ケニア北西部に広がる乾いたサバンナの午後1時過ぎ。川辺の木の陰で、私は横になっている。川といっても、水は流れていない。この地域の川はほとんどが雨が降ったときだけ水が流れるのだ。そんな水のない川でも土に水分があるので、他の場所よりも大きな木がはえている。体にあたる砂の感触が心地いい。少し離れた木陰では、100匹ほどのヤギが固まって休んでいる。この土地に住む牧畜民トゥルカナの少年が、放牧に連れてきたヤギだ。少年も別の木陰で横になっている。ずいぶん前から動いていない。眠っているのだろう。
頭上を雲が流れていく。点のように小さく見える飛行機から飛行機雲が出ている。あれは日本に向かう飛行機だろうか。日本にいる友人たちに絵ハガキを出したのだが、無事に届いているといいが。飛行機の中で飲むビールはきっとうまいだろう。そんなとりとめのないことを考えながら、私も少しだけうとうとする。やがてヤギたちが一匹一匹立ち上がり、歩き出そうとする。午後の休息は終わりだ。少年は立ち上がり、ヤギを追って歩き出す。私も少年についていく。
牧畜民トゥルカナは、ヤギやラクダといった家畜を飼い、その乳や肉を利用して生きている人びとである。私は彼らの集落に滞在させてもらい、放牧の調査をしていた。ヤギの放牧は、放牧を担当する少年が朝ヤギの群れを連れて集落を出発し、夕方群れを連れてまた集落に戻ってくる。私はそんな放牧についていき、少年やヤギの観察を続けていた。
彼らの放牧の様子を見ていて最初に思うことは、常にヤギの管理に追われているわけではないということだ。基本的にヤギたちは勝手にまとまりをつくり、集団で行動する。少年は群れの背後から歩いて追ったり、群れからはぐれそうになったヤギに石を投げて群れに戻したりといった方法で群れを管理しているが、それ以外の時間は木陰に座って他の牧童と談笑したり、歌を歌っていたり、植物の実をとって食べたりしている。手にもった弓矢で動物を狩ることもある。
私はというと、30分おきにヤギが何の植物を食べているかを測定しているため、休む時間はあまりない。ヤギが休んでいる1時間ほどの時間が、わたしにとっては貴重な休息の時間であった。ヤギたちが動き出すと、私も計測を再開する。朝から夕方まで、一日中歩き、測定に追われていた私は、くたくたになって集落に帰ってくる。牧童たちはいつも私よりもはるかに元気そうだった。
調査を続けていたある日、私は体のだるさを覚えた。疲れているのだろうと思っていたら、熱が出た。マラリアだった。私はそれから数日の間、町のホテルで一日中寝ていた。本を読む元気もなく、ただベッドに横たわっていた。ときおり近所のモスク(イスラム教の寺院)から流れる礼拝を呼びかける歌声が聞こえ、もう夕方か、と時間を知る始末だった。
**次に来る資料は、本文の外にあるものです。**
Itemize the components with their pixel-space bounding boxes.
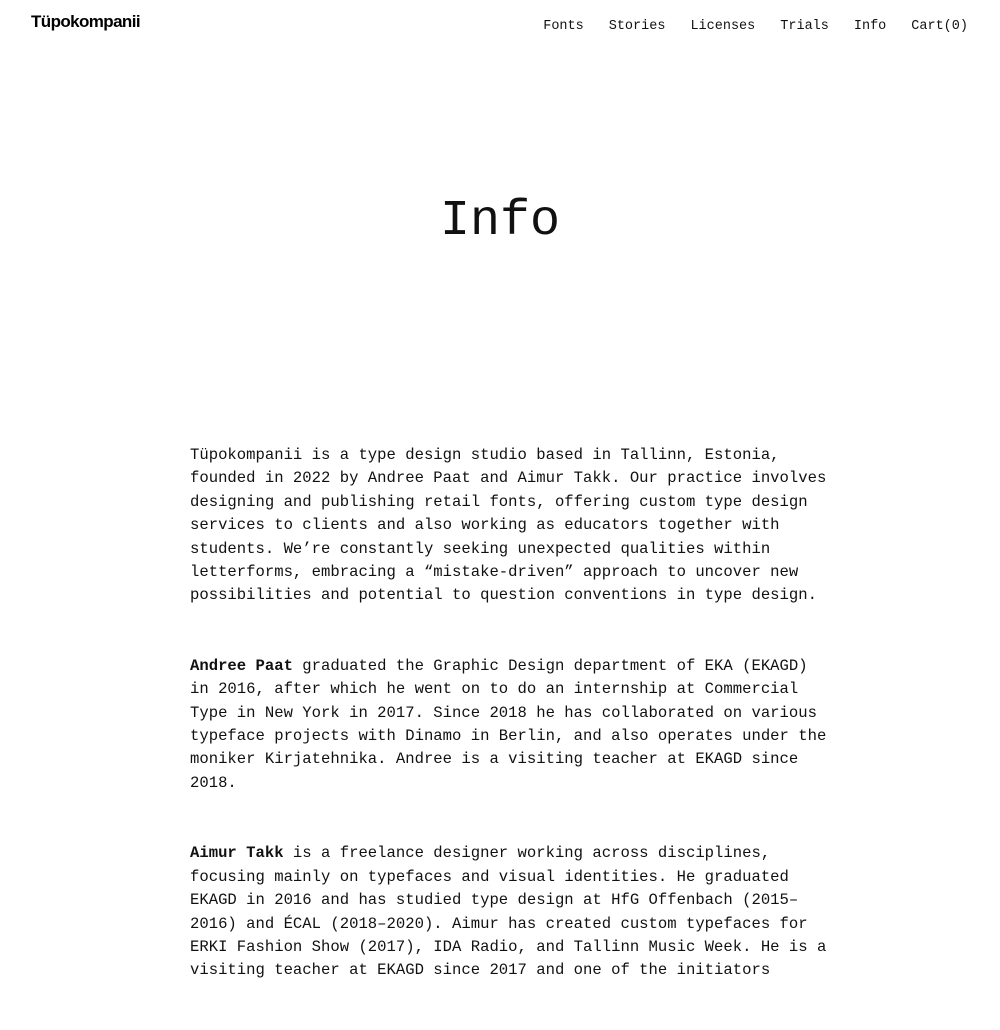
logo[interactable]: Tüpokompanii <box>31 12 140 31</box>
andree-name: Andree Paat <box>190 656 293 675</box>
nav-trials[interactable]: Trials <box>780 19 829 34</box>
nav-cart[interactable]: Cart(0) <box>911 19 968 34</box>
nav-info[interactable]: Info <box>853 19 887 34</box>
nav-fonts[interactable]: Fonts <box>543 19 584 34</box>
nav-licenses[interactable]: Licenses <box>690 19 756 34</box>
studio-intro: Tüpokompanii is a type design studio based in Tallinn, Estonia, founded in 2022 by Andree Paat and Aimur Takk. Our practice involves designing and publishing retail fonts, offering custom type design services to clients and also working as educators together with students. We’re constantly seeking unexpected qualities within letterforms, embracing a “mistake-driven” approach to uncover new possibilities and potential to question conventions in type design. <box>190 446 827 605</box>
page-title: Info <box>439 193 561 250</box>
aimur-name: Aimur Takk <box>190 844 284 863</box>
aimur-bio-paragraph <box>190 842 830 982</box>
aimur-bio: is a freelance designer working across disciplines, focusing mainly on typefaces and visual identities. He graduated EKAGD in 2016 and has studied type design at HfG Offenbach (2015–2016) and ÉCAL (2018–2020). Aimur has created custom typefaces for ERKI Fashion Show (2017), IDA Radio, and Tallinn Music Week. He is a visiting teacher at EKAGD since 2017 and one of the initiators <box>190 844 827 980</box>
andree-bio: graduated the Graphic Design department of EKA (EKAGD) in 2016, after which he went on to do an internship at Commercial Type in New York in 2017. Since 2018 he has collaborated on various typeface projects with Dinamo in Berlin, and also operates under the moniker Kirjatehnika. Andree is a visiting teacher at EKAGD since 2018. <box>190 656 827 792</box>
site-header <box>0 0 1000 52</box>
main-nav <box>543 19 968 34</box>
nav-stories[interactable]: Stories <box>608 19 666 34</box>
info-content <box>190 444 830 1030</box>
andree-bio-paragraph <box>190 655 830 795</box>
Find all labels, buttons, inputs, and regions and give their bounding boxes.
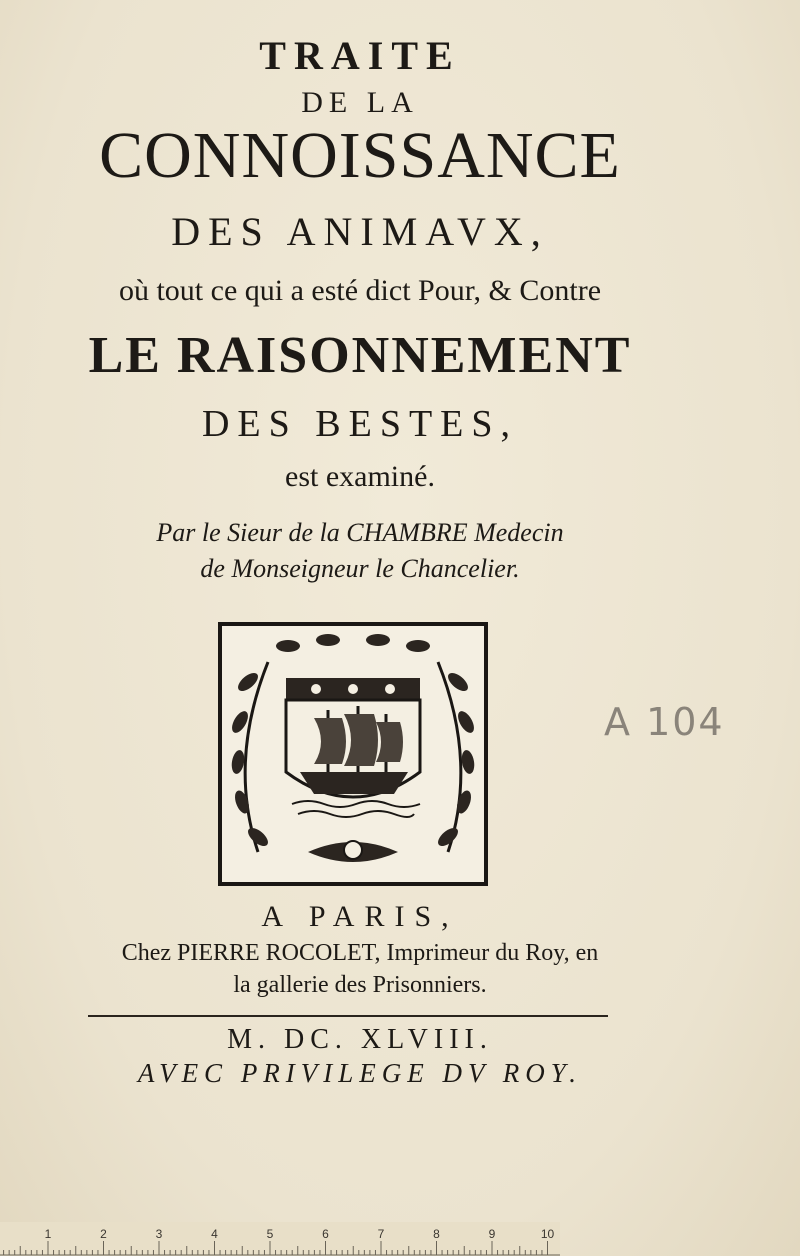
author-line-1: Par le Sieur de la CHAMBRE Medecin <box>156 518 564 547</box>
horizontal-rule <box>88 1015 608 1017</box>
measurement-ruler <box>0 1222 560 1256</box>
title-line-connoissance: CONNOISSANCE <box>99 119 621 192</box>
author-line-2: de Monseigneur le Chancelier. <box>200 554 520 583</box>
title-line-examine: est examiné. <box>285 460 435 493</box>
title-line-bestes: DES BESTES, <box>201 403 519 445</box>
ruler-label: 9 <box>488 1227 496 1241</box>
imprint-privilege: AVEC PRIVILEGE DV ROY. <box>137 1058 583 1088</box>
imprint-place: A PARIS, <box>261 900 459 933</box>
ruler-label: 4 <box>211 1227 218 1241</box>
ship-emblem-woodcut <box>218 622 488 886</box>
ruler-label: 6 <box>322 1227 329 1241</box>
ruler-label: 1 <box>44 1227 52 1241</box>
ruler-label: 3 <box>155 1227 163 1241</box>
title-line-pour-contre: où tout ce qui a esté dict Pour, & Contre <box>118 274 602 307</box>
ruler-label: 5 <box>266 1227 274 1241</box>
ruler-label: 7 <box>377 1227 385 1241</box>
title-line-de-la: DE LA <box>301 86 419 119</box>
imprint-printer-line-2: la gallerie des Prisonniers. <box>233 972 487 998</box>
title-line-animaux: DES ANIMAVX, <box>171 209 549 254</box>
imprint-printer-line-1: Chez PIERRE ROCOLET, Imprimeur du Roy, en <box>121 940 599 966</box>
title-line-traite: TRAITE <box>259 33 461 78</box>
title-line-raisonnement: LE RAISONNEMENT <box>88 327 632 384</box>
ruler-label: 2 <box>100 1227 107 1241</box>
handwritten-shelfmark: A 104 <box>604 700 725 744</box>
imprint-year: M. DC. XLVIII. <box>227 1024 493 1055</box>
ruler-label: 10 <box>540 1227 555 1241</box>
ruler-label: 8 <box>433 1227 440 1241</box>
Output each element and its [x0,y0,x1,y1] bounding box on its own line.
やっとマラリアから回復し集落に戻った私に、トゥルカナの年長者が言った。
「昼の暑い時間帯は休まなくてはだめだ。トゥルカナランドではその時間はみんな休む」
人も動物も、昼のもっとも太陽が高くあがる時間帯は休む。それがこの乾燥したサバンナで生きていくための秘訣なのだろう。それは調査者である私にとっても同じことだった。働くことよりも先に、休むことを覚えなくてはならなかったのだ。休むことを怠った私はマラリアになり、一週間ほどの間すべての活動を休止することになってしまった。トゥルカナの神アクジュが私に休めと言っていたのだろうか。休むことを覚えれば、私はもっと彼らの生活を理解できるだろうか。
しかし、こうも言えるだろう。トゥルカナの少年たちは、病気や怪我をした場合を除き、毎日休むことなく放牧にでかける。トゥルカナの飼っているヤギやラクダには毎日植物を食べさせなくてはならない。動物たちも、生きることを中断するわけにはいかない。トゥルカナの少年たちは、ある意味では休まないのだ。休んでばかりいるように見えるのは、もしかしたら、毎日休まず続けるためなのかもしれない。
元気を取り戻した私は、再び調査に出かけていった。